Saturday, November 12, 2016
THE DILEMMA OF DIVISION
My best friend died a number of years ago. He was like the older brother I never had, and I looked up to him. We hunted, fished, camped, canoed and got drunk together. I still miss him.
After his death his son and I became close. He looked up to me as a connection to his dad. We hunted, fished, camped, canoed, road motorcycles and got drunk together. He is like a little brother.
When I retired from the military I went to college and then went to Alaska for a number of years. I got a graduate degree in Alaska. I am totally committed to my wife and don’t do the activities I did before – I don’t do anything that she and I can’t enjoy together.
Now I get together with my friend and it is strained. We have almost nothing in common except memories. I am the one that has changed. He works in a fiberglass mill, he owns an assault rifle, I am sure he voted for Trump, he still does all the things that we use to do – and I somewhat miss it. But most of all I miss the friendship and closeness we once had. I feel certain that my attending college was the first step that separated us. I can remember as an enlisted man in the military my resentment toward officers who held a position over me simply because of a few years in college.
It bothers me that my little brother somehow looks at me as elitist, possibly feeling that I look down on him. I don’t think we can ever cross the divide that now separates us – it would require me going back to who I use to be; but I love him and miss him.
I see a correlation between my relationship with my little brother and politics in America.

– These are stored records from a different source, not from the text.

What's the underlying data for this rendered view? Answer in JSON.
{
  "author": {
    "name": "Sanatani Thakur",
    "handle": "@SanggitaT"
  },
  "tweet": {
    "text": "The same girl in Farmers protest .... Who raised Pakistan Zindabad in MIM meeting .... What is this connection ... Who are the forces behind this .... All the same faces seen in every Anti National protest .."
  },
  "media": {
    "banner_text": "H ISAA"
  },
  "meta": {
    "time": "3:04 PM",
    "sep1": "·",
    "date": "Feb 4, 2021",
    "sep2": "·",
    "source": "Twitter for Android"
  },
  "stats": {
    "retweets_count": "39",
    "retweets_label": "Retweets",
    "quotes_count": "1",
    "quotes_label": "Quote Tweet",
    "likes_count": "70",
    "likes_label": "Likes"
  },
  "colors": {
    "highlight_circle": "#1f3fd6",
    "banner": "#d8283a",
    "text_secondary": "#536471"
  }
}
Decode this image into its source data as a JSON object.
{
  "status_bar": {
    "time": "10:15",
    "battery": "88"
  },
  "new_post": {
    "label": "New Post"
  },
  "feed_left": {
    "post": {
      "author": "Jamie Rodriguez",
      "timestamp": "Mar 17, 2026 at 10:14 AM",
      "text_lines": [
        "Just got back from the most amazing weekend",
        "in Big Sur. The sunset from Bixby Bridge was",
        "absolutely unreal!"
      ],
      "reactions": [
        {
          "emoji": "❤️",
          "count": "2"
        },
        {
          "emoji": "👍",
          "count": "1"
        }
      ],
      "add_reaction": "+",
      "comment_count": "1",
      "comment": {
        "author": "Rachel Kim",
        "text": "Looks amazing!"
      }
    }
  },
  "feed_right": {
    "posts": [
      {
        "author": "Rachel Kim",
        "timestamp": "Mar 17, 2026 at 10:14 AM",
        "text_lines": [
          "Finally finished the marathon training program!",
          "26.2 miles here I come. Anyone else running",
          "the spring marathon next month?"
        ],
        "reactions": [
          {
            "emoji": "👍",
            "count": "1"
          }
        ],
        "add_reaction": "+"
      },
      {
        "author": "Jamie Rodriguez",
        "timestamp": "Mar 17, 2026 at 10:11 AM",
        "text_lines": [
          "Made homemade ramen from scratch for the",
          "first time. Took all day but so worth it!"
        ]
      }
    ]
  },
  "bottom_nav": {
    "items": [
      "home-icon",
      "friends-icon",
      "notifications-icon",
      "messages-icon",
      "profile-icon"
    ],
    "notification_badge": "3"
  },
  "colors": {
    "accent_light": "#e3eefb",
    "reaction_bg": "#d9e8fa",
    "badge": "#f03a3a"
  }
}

The Democratic Party constantly made snobbish comparisons of college educated to non-college educated people voting for Hillary.
I am sure that education arrogant statements turned off a lot of people, both Republicans and Democrats, who didn’t have the advantage of attending college – It struck me as elitist. It gave the impression that Democrats feel that college educated people are smarter than non-college educated people.
The Democratic Party’s aura is elitism. If we are to succeed as a party in the future, we have to bring it down and say it is not about us, but about the issues we believe in.
There is a divide between Democrats and Republicans that may never be bridged; but we can stop turning off possible crossover voters with condescending statements and attitudes.
Our eyes should be on the election 2018 and on state and local elections.
Where am I going with this? Hell I don’t know.